●夜、「百年」に行って、展示に、ドローイング19点と、おまけとして、制作のための資料の一つである写真12点を追加してきました。4点のタブローとあわせて、展覧会っぽい感じになりました。画廊ではなく営業中の古本屋さんなので、画廊のようには展示出来ず、でも、だからこそ、画廊ではやらないような形の展示が出来たと思うので、ぼくとしては良かった。写真、ドローイング、タブローが同時に展示してあると、制作プロセスの種明かしっぽくなってしまっていてどうなのかという気もしますが、だから、「わかりやすい」感じではあると思います。こういうことを今までやったことはないのですが、「わかりやす」ければいいというものではないとは思いますが、それは逆に「わかりやすい」からダメということでもないはずだ、と思い、そうしました。
というわけで、古谷利裕「線と色と支持体」展(http://100hyakunen.com/?mode=f3)は、作品が出そろいました。吉祥寺の「百年」(http://100hyakunen.com/)で4月5日(月)まで展示されているので、よろしくお願いいたします。
●「線と色と支持体」というタイトルの意味について。
ここで展示されている作品は、大別すれば線の仕事と色彩の仕事とに分けられると思います。そしてその二種類の仕事が、いくつかの異なる支持体(キャンバス、合板パネル、段ボール、色の異なる紙)の上になされています。それらは、互いに交換可能なものとしてあります。つまり、紙に色彩でなされた仕事がキャンバスに色彩の仕事へと変換され、キャンバスに色彩がキャンバスに線、合板パネルに色彩へと変換され、それがまた段ボールに線、紙に線へと変換されていきます。これらの作品はつまり、同一の機能をもつ機械が、一部の部品(素材)を入れ替えて組み立てられているような感じです。
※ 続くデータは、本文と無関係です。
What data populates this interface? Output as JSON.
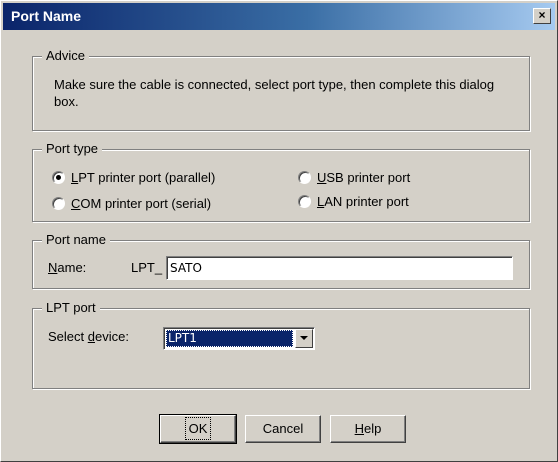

だからこれらの作品たちは、同一の主題や形態のバリエーションや展開としてあるのではなく、互いに異なる要素を入れ替えて構成された、同一の機能をもった複数の装置たちである、ということになります。
「線+キャンバス」「「色+キャンバス」「色+合板パネル」…。合板パネルはキャンバスの代替物ではないし、色彩を線によって置き換えることは出来ません。つまりそれらは、それぞれが異なる原理や体系をもった異なるものたちです。ただ、複数の線の絡み合いによって実現されるものと、複数の色彩の塊の関係によって実現されるものとが、同等の「構造的な複雑さの感触」を獲得することは可能だと考えます。キャンバスの上に描かれた線の絡み合いによって実現されるものと、合板パネルの上に描かれた色彩の塊の関係によって実現されるものとの間にも、同様のことが言えるでしょう。色と線とを入れ替え、キャンバスと合板パネルとを入れ替えながらも、そこで目指されている「構造的な複雑さの感触」はおそらく変わらないはずです。つまり、線の絡み合いが、それの「正確な等価物」である色彩の関係へと変換される、というような。
だから、展示されているのは、異なる要素によって、異なるかたちとして組み立てられた「等価物」たち、ということになります。
しかし、ここで、おおもとにあって作品たちの生成を可能にし、作品を内的に律しているはずの「構造的な複雑さの感触」(目指されているもの)の同一性を保証するものはどこにもありません。ぶっちゃけて言えば、それを描いている私が一応の納得を得られた、という以上の根拠はありません。ただ、私にとってその感触を導いてくれるものたちがあり、それが、葉の生い茂る植物のもつ視覚的な複雑さです。展示されている写真は、私がその複雑さの感触を確かめるための手がかりのようなもの、規範になるようなものの一つであって、それを見て描いているわけでははありません(描く時は写真は見ません)。「plants」のシリーズは、植物を描いているというよりも、植物の「教え」によって描いていると言えるでしょう。